Premier niemal rok po odwołaniu pandemii ostrzega. Chodzi o "niedobre scenariusze"
Niemal rok po słynnej wypowiedzi o "wirusie w odwrocie" premier Mateusz Morawiecki -mimo optymistycznych danych dotyczących koronawirusa w Polsce - mówi o pesymistycznym scenariuszu rozwoju pandemii. Szef rządu wskazał również, co należy zrobić, by wyhamować postęp wirusa w naszym kraju.
Z tego artykułu dowiesz się:
Kiedy w Polsce może pojawić się czwarta fala pandemii
Jak zdaniem premiera można wyhamować postęp wirusa w Polsce
Ile dotychczas wykonano szczepień
Premier o pesymistycznym scenariuszu rozwoju pandemii
1 lipca minie dokładnie rok od słynnej wypowiedzi premiera Mateusza Morawieckiego w której stwierdził, że "wirus jest w odwrocie" i "nie trzeba się go bać". Słowa te padły podczas jednego z kampanijnego spotkań (byliśmy wówczas w okresie miedzy pierwszą a drugą turą wyborów prezydenckich) w Tomaszowie Mazowieckim i były później szefowi rządu wielokrotnie wypominane, zwłaszcza w czasie, gdy w związku z drugą a następnie trzecią falą pandemii notowano rekordowe dane dotyczące zachorowań i zgonów spowodowanych COVID-19.
Widać, że premier wyciągnął z tamtego wystąpienia wnioski.
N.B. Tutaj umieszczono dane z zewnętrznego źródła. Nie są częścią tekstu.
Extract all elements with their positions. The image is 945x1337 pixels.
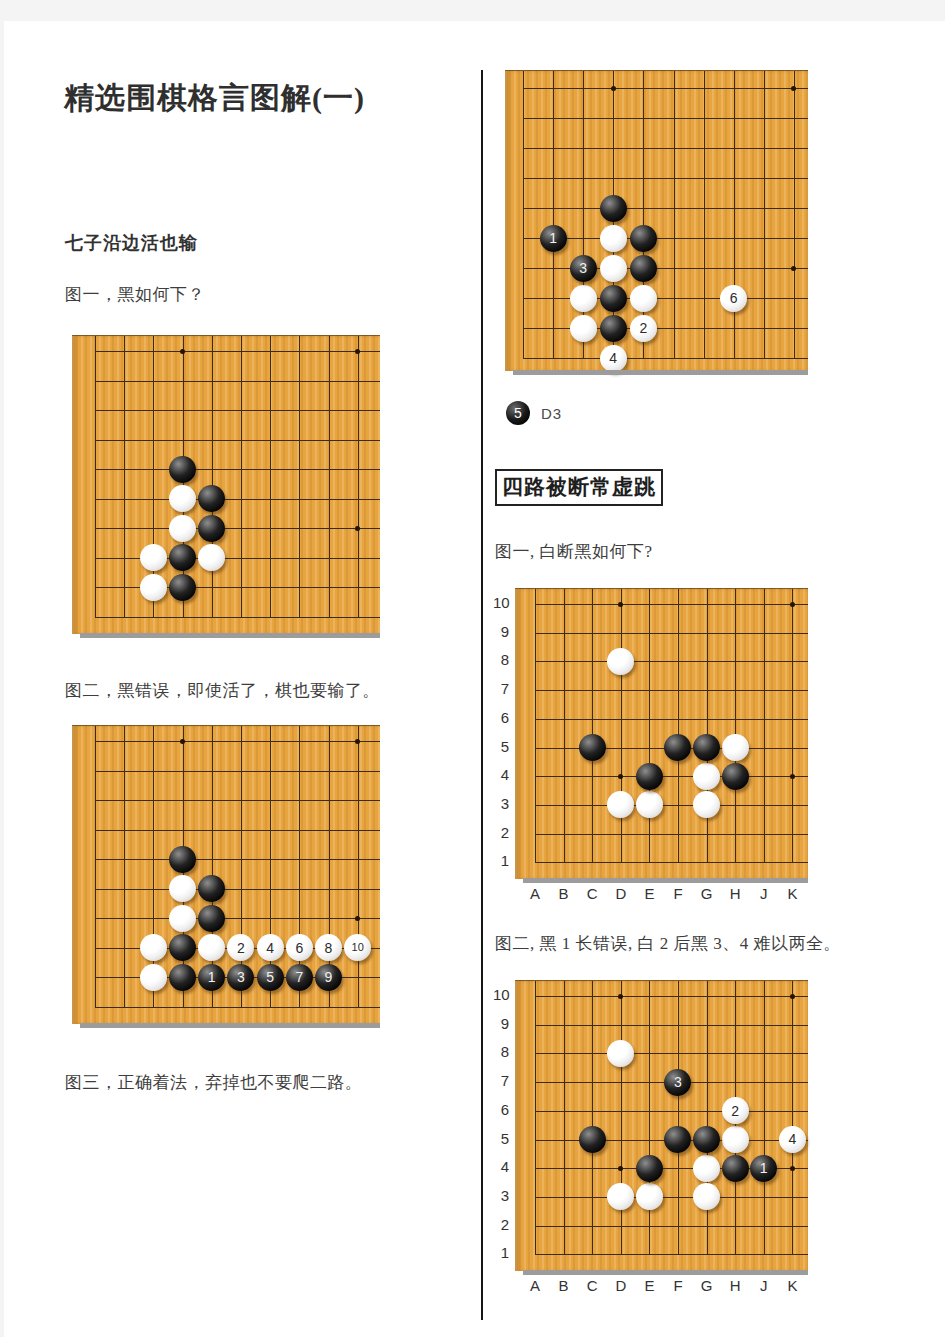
col-label: E <box>640 1278 658 1294</box>
stone-white-move-2: 2 <box>227 934 254 961</box>
stone-white <box>607 1040 634 1067</box>
stone-black <box>169 846 196 873</box>
stone-black <box>579 734 606 761</box>
stone-white <box>140 574 167 601</box>
stone-white-move-4: 4 <box>779 1126 806 1153</box>
row-label: 1 <box>493 1244 509 1262</box>
col-label: D <box>612 886 630 902</box>
row-label: 5 <box>493 738 509 756</box>
page-title: 精选围棋格言图解(一) <box>64 78 365 119</box>
col-label: G <box>698 886 716 902</box>
row-label: 4 <box>493 1158 509 1176</box>
stone-black-move-3: 3 <box>227 964 254 991</box>
row-label: 10 <box>493 594 509 612</box>
stone-white-move-6: 6 <box>720 285 747 312</box>
stone-black <box>169 964 196 991</box>
stone-black <box>198 905 225 932</box>
black-stone-badge: 5 <box>506 401 530 425</box>
row-label: 7 <box>493 680 509 698</box>
stone-black-move-1: 1 <box>540 225 567 252</box>
go-board-section2-fig2: 123410987654321ABCDEFGHJK <box>493 980 808 1295</box>
stone-white <box>169 905 196 932</box>
section1-fig2-caption: 图二，黑错误，即使活了，棋也要输了。 <box>65 679 380 702</box>
stone-white <box>600 255 627 282</box>
stone-white <box>169 875 196 902</box>
stone-white <box>636 1183 663 1210</box>
stone-white <box>607 1183 634 1210</box>
stone-white-move-8: 8 <box>315 934 342 961</box>
stone-white <box>722 1126 749 1153</box>
row-label: 9 <box>493 1015 509 1033</box>
stone-black <box>693 1126 720 1153</box>
stone-white <box>169 485 196 512</box>
stone-black <box>198 515 225 542</box>
col-label: J <box>755 886 773 902</box>
stone-white <box>693 1155 720 1182</box>
stone-white <box>693 763 720 790</box>
board-shadow <box>523 1270 808 1275</box>
stone-white <box>570 285 597 312</box>
stone-black <box>600 315 627 342</box>
col-label: F <box>669 886 687 902</box>
stone-white <box>600 225 627 252</box>
row-label: 2 <box>493 824 509 842</box>
stone-black-move-1: 1 <box>198 964 225 991</box>
stone-white <box>198 544 225 571</box>
row-label: 8 <box>493 651 509 669</box>
col-label: K <box>783 886 801 902</box>
stone-black <box>636 1155 663 1182</box>
stone-white <box>630 285 657 312</box>
go-board-section1-fig1 <box>72 335 380 638</box>
move-note: 5 D3 <box>506 401 562 425</box>
move-note-coordinate: D3 <box>541 405 562 422</box>
col-label: H <box>726 886 744 902</box>
board-wood <box>515 588 808 879</box>
stone-black <box>722 763 749 790</box>
col-label: K <box>783 1278 801 1294</box>
stone-white <box>169 515 196 542</box>
stone-white <box>693 791 720 818</box>
section1-fig3-caption: 图三，正确着法，弃掉也不要爬二路。 <box>65 1071 363 1094</box>
col-label: B <box>555 886 573 902</box>
stone-black <box>169 574 196 601</box>
stone-white-move-2: 2 <box>722 1097 749 1124</box>
col-label: J <box>755 1278 773 1294</box>
row-label: 6 <box>493 1101 509 1119</box>
stone-black <box>722 1155 749 1182</box>
go-board-section1-fig2: 13579246810 <box>72 725 380 1028</box>
col-label: A <box>526 1278 544 1294</box>
board-wood: 13246 <box>505 70 808 371</box>
board-shadow <box>523 878 808 883</box>
section1-fig1-caption: 图一，黑如何下？ <box>65 283 205 306</box>
stone-white-move-2: 2 <box>630 315 657 342</box>
column-divider <box>481 70 483 1320</box>
stone-black <box>169 544 196 571</box>
row-label: 8 <box>493 1043 509 1061</box>
stone-black-move-9: 9 <box>315 964 342 991</box>
stone-black <box>630 255 657 282</box>
stone-black <box>169 456 196 483</box>
stone-white <box>198 934 225 961</box>
col-label: H <box>726 1278 744 1294</box>
col-label: D <box>612 1278 630 1294</box>
row-label: 4 <box>493 766 509 784</box>
row-label: 10 <box>493 986 509 1004</box>
col-label: A <box>526 886 544 902</box>
stone-white <box>570 315 597 342</box>
stone-white <box>722 734 749 761</box>
document-page: 精选围棋格言图解(一) 七子沿边活也输 图一，黑如何下？ 图二，黑错误，即使活了… <box>4 21 945 1337</box>
board-wood: 13579246810 <box>72 725 380 1024</box>
stone-black-move-7: 7 <box>286 964 313 991</box>
row-label: 5 <box>493 1130 509 1148</box>
board-shadow <box>80 633 380 638</box>
stone-black <box>636 763 663 790</box>
col-label: E <box>640 886 658 902</box>
stone-black <box>600 285 627 312</box>
section2-heading: 四路被断常虚跳 <box>495 469 663 506</box>
stone-black-move-3: 3 <box>664 1069 691 1096</box>
stone-white <box>693 1183 720 1210</box>
stone-black-move-5: 5 <box>257 964 284 991</box>
stone-white-move-4: 4 <box>257 934 284 961</box>
stone-black-move-3: 3 <box>570 255 597 282</box>
stone-black <box>600 195 627 222</box>
stone-white <box>140 934 167 961</box>
row-label: 1 <box>493 852 509 870</box>
go-board-section2-fig1: 10987654321ABCDEFGHJK <box>493 588 808 903</box>
stone-white <box>607 648 634 675</box>
stone-white <box>636 791 663 818</box>
stone-black <box>693 734 720 761</box>
stone-black <box>579 1126 606 1153</box>
stone-white <box>140 964 167 991</box>
stone-black-move-1: 1 <box>750 1155 777 1182</box>
board-shadow <box>80 1023 380 1028</box>
row-label: 2 <box>493 1216 509 1234</box>
stone-black <box>198 485 225 512</box>
stone-white-move-4: 4 <box>600 345 627 372</box>
stone-white-move-6: 6 <box>286 934 313 961</box>
stone-white-move-10: 10 <box>344 934 371 961</box>
col-label: B <box>555 1278 573 1294</box>
stone-white <box>607 791 634 818</box>
row-label: 7 <box>493 1072 509 1090</box>
row-label: 3 <box>493 795 509 813</box>
stone-black <box>169 934 196 961</box>
stone-white <box>140 544 167 571</box>
stone-black <box>664 734 691 761</box>
section2-fig2-caption: 图二, 黑 1 长错误, 白 2 后黑 3、4 难以两全。 <box>495 932 841 955</box>
col-label: G <box>698 1278 716 1294</box>
go-board-section1-fig3: 13246 <box>505 70 808 375</box>
stone-black <box>664 1126 691 1153</box>
col-label: F <box>669 1278 687 1294</box>
row-label: 9 <box>493 623 509 641</box>
row-label: 6 <box>493 709 509 727</box>
board-wood: 1234 <box>515 980 808 1271</box>
board-wood <box>72 335 380 634</box>
row-label: 3 <box>493 1187 509 1205</box>
col-label: C <box>583 1278 601 1294</box>
col-label: C <box>583 886 601 902</box>
board-shadow <box>513 370 808 375</box>
section1-heading: 七子沿边活也输 <box>65 231 198 255</box>
stone-black <box>630 225 657 252</box>
section2-fig1-caption: 图一, 白断黑如何下? <box>495 540 653 563</box>
stone-black <box>198 875 225 902</box>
Choć ostatnie dane dotyczące koronawirusa w Polsce są dość optymistyczne (wczoraj po raz pierwszy od 15 miesięcy nie odnotowano żadnego zgonu z powodu Covid-19), triumfalizmu po stronie rządzących nie widać. Wprost przeciwnie. Minister zdrowia Adam Niedzielski w porannym wywiadzie dla Radia Plus ogłosił, że w drugiej połowie sierpnia do Polski dotrze czwarta fala pandemii.
Kilka godzin później miała miejsce konferencja premiera Mateusza Morawieckiego podczas której szef rządu stwierdził, że rząd bierze pod uwagę wszystkie scenariusze rozwoju pandemii, także ten pesymistyczny, który jak podkreślił premier jest możliwy.
Dalsza część artykułu pod materiałem wideo
Minister zdrowia chłodzi nastroje
Odnosząc się do pytań dotyczących możliwości wprowadzenia kolejnego lockdownu, szef rządu - jak podaje Polska Agencja Prasowa - podkreślił, że optymizm wynikający z ostatnich danych dotyczących liczby zakażeń i zgonów w Polsce "musi być przez nas schłodzony" i trzeba "pokazywać ryzyka z tym związane".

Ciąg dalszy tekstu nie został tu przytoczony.